In my early 20s, I smoked cigarettes. Last night, for no good reason except opportunity (and half a bottle of champagne with an old friend), I had another. Even after all these years, that latent addiction was still there.

It took only one drag to remind me that smoking is disgusting, but it also made me think of something else: the big tobacco lawsuits.

More and more, I get the feeling they're being played out again as states, cities and counties pile on to sue opioid manufacturers for fueling drug addiction.

On Wednesday, Missouri's attorney general sued Purdue Pharma LP, Johnson & Johnson and units of Endo International Plc in state court for allegedly violating the state's Medicaid fraud and consumer-protection laws. The companies lied about the risks and benefits of drugs such as OxyContin and Duragesic, the suit alleges. The state seeks hundreds of millions in damages and penalties.

That follows news on Monday that the state of Wisconsin is considering a similar suit, and an announcement last week that three Tennessee prosecutors representing nine counties filed suit to hold drugmakers responsible for the opioid epidemic. Two weeks before, Ohio sued five pharma companies, following earlier suits by four counties in New York, two counties in California, the cities of Chicago and Everett, Washington, and the state of Mississippi.

It's fitting that Mississippi is among the leaders in the opioid lawsuit charge, suing OxyContin maker Purdue Pharma and seven other companies in 2015. The state was also the first to demand that tobacco companies be held responsible for the health care costs of smoking.

“This lawsuit is premised on a simple notion: you caused the health crisis; you pay for it,” Mike Moore, then Mississippi Attorney General, told the New York Times in 1994 when the tobacco suit was announced.

The same concept applies today. As the Clarion Ledger pointed out earlier this month, the opioid lawsuits “are borrowing legal tactics the state of Mississippi pioneered against Big Tobacco, which settled for a record $206 billion in 1998.”

As with the tobacco suits, plaintiffs lawyers see the cases as a good bet, teaming up with state and local prosecutors to litigate the suits on a contingency fee basis.

Remember Dickie Scruggs, who made an estimated $1.6 billion from tobacco settlements? Sure, he was later disbarred and served six years in prison for bribery, but Money Inc. in 2016 said he's still the richest lawyer in the world (depressing, right?).

Little wonder firms including Cohen Milstein Sellers & Toll; Motley Rice; Simmons Hanly Conroy; Davidson Bowie; Isaac Wiles Burkholder & Teetor; Hagens Berman Sobol Shapiro; Mike Moore Law Firm; (the same Mike Moore who as Mississippi AG sued the tobacco companies); and McGowan Hood & Felder have signed on to handle opioid cases, typically on a sliding scale. For example, Davidson Bowie will get 25 percent of Mississippi's recovery up to $10 million, but 5 percent of any recovery over $25 million.

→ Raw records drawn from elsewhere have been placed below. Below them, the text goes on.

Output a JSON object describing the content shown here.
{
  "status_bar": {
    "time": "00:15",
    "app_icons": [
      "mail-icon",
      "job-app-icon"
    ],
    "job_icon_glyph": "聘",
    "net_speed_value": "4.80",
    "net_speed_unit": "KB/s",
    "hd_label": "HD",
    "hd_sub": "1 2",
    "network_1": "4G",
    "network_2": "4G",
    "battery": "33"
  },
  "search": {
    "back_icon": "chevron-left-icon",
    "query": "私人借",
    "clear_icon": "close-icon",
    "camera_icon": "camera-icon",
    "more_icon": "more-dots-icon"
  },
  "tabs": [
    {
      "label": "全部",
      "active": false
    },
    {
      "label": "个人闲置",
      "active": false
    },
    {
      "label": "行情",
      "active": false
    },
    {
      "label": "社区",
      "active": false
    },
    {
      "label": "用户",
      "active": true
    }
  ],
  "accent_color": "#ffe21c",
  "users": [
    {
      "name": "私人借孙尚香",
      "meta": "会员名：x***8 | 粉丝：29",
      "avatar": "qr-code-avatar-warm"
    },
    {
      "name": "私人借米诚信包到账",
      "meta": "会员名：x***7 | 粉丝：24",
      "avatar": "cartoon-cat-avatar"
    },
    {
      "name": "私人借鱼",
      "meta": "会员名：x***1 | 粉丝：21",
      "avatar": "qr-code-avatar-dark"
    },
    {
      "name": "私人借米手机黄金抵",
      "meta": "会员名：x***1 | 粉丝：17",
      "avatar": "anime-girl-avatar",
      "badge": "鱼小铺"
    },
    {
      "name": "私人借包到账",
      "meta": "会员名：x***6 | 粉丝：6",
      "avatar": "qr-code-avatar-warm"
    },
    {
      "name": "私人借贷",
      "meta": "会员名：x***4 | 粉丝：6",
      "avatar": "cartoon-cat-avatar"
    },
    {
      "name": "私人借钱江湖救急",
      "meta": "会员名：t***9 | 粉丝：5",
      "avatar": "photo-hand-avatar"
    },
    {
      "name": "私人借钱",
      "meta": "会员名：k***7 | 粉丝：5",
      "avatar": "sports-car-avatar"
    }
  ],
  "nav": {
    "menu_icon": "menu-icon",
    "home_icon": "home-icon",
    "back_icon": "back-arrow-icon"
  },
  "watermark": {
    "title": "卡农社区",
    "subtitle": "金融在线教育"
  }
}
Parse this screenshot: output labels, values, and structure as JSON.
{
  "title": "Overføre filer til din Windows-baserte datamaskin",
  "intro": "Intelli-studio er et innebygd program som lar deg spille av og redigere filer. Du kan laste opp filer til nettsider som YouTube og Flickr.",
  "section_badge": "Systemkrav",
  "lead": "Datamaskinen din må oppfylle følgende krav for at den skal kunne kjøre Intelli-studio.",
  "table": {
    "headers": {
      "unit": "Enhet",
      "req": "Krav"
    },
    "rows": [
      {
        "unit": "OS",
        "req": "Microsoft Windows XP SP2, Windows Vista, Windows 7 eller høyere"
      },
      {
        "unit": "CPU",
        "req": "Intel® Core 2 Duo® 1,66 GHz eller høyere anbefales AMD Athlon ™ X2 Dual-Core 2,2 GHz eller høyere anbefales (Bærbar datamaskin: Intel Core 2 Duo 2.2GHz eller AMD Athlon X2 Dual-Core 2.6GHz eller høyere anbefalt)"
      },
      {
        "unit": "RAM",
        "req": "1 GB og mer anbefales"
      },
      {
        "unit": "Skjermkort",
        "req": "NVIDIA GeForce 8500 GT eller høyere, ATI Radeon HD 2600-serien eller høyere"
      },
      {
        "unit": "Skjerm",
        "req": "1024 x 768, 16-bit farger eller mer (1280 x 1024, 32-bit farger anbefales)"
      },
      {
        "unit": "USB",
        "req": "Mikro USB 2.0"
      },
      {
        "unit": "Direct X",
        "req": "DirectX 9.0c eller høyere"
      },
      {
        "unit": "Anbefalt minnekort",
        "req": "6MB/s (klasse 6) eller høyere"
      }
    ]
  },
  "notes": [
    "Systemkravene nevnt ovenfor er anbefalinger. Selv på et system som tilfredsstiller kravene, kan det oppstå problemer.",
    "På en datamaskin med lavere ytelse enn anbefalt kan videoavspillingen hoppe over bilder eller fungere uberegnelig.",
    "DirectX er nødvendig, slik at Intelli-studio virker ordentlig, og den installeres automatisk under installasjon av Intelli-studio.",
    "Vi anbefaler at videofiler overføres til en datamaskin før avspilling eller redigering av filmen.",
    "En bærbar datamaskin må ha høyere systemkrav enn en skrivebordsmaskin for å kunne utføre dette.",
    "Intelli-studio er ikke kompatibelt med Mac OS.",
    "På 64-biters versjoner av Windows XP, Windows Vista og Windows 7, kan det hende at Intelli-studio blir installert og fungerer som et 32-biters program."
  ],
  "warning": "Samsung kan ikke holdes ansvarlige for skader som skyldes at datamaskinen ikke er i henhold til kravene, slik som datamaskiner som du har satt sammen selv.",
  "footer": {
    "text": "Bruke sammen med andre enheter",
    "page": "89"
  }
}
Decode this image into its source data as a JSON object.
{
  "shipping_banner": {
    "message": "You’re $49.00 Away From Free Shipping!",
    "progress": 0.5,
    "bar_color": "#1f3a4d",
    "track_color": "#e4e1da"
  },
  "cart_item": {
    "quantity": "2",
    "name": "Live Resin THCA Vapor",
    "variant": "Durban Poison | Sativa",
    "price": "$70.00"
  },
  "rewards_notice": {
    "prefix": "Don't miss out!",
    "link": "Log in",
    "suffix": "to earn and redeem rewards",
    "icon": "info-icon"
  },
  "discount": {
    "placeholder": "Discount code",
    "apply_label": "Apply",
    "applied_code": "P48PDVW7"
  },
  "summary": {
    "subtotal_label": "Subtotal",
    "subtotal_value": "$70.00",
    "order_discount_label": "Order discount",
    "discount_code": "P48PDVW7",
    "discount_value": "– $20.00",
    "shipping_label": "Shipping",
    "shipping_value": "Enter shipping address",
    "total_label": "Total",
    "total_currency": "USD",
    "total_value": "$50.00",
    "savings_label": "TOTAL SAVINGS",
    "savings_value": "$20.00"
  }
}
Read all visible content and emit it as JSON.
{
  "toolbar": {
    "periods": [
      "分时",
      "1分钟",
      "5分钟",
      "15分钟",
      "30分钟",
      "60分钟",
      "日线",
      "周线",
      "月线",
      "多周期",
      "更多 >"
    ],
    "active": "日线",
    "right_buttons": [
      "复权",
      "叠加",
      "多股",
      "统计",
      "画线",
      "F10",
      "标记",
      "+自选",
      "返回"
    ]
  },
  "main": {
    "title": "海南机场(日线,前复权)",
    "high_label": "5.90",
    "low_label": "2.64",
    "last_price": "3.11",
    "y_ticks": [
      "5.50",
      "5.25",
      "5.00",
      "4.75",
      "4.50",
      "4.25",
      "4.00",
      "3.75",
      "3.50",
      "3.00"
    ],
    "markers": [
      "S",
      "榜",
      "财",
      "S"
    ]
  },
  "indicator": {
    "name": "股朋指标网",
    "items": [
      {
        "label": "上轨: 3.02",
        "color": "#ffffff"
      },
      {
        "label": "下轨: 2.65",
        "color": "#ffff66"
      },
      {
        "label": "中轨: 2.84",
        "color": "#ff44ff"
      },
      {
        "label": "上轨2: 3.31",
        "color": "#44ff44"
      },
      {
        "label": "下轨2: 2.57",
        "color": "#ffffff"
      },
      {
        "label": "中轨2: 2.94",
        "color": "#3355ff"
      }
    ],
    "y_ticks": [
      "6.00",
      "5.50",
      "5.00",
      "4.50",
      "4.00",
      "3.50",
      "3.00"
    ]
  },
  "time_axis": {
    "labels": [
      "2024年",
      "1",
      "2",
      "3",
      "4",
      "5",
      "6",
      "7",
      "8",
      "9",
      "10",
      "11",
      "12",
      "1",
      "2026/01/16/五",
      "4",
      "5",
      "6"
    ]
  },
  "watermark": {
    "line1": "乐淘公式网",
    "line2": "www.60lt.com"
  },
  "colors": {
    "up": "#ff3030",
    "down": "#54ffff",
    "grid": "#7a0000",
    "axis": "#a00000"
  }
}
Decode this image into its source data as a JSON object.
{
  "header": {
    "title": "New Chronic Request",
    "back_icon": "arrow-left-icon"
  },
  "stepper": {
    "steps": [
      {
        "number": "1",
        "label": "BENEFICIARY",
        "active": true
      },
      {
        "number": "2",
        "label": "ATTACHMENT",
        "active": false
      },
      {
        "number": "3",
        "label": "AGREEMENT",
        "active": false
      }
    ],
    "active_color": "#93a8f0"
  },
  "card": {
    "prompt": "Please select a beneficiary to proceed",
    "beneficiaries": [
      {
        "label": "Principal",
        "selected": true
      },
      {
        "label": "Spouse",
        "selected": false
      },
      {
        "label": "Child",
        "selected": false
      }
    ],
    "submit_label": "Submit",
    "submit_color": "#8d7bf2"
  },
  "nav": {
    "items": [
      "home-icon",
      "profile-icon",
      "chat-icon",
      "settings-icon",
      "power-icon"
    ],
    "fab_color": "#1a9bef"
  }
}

The suits are shaping up to be lucrative for defense firms as well.

Skadden, Arps, Slate, Meagher & Flom and Wiggin and Dana represent OxyContin maker Purdue Pharma Inc.; Morgan, Lewis & Bockius represents Teva Pharmaceuticals USA Inc.; O'Melveny & Myers and Sidley Austin represent Johnson & Johnson's Janssen Pharmaceuticals Inc.; Arnold & Porter Kaye Scholer and Honigman Miller Schwartz and Cohn and represent Endo Pharmaceuticals Inc.; and Foley & Lardner represents Allergan, according to my ALM colleague Kristin Rasmussen.

Still, there's one big difference between prescription opioids and cigarettes. The Food and Drug Administration regulates the pain medications, but it had no oversight over tobacco until 2009, when President Barack Obama signed into law the Family Smoking Prevention and Tobacco Control Act.

As the drugmakers are quick to point out, the FDA approved their products; their drugs have a legitimate use for treating pain, and they come with an explicit warning label. (“OXYCONTIN exposes users to risks of addictions, abuse and misuse, which can lead to overdose and death.”)

In the Chicago suit, which is one of the furthest along, and is now in discovery in the Northern District of Illinois, the drug companies laid out the argument that the FDA has primary jurisdiction, and that the court should sit on its hands while the agency conducts further studies over the next several years.

“The city seeks to have this court second-guess scientific and regulatory determinations the FDA has recently made after reviewing the currently available scientific evidence, and interfere with FDA's continued and active investigation of these issues,” the defendants wrote in a joint motion to dismiss in 2014.

U.S. District Judge Jorge L. Alonso didn't bite. While he tossed portions of the complaint, he refused in September to defer to the FDA.

“The court is not being asked to adjudicate whether opioids are appropriate for the treatment of chronic, non-cancer pain or whether defendants' drugs' labels are accurate, but whether defendants deliberately misrepresented the risks, benefits, and superiority of opioids when marketing them to treat chronic pain,” he wrote. “Courts are equipped to adjudicate such claims.”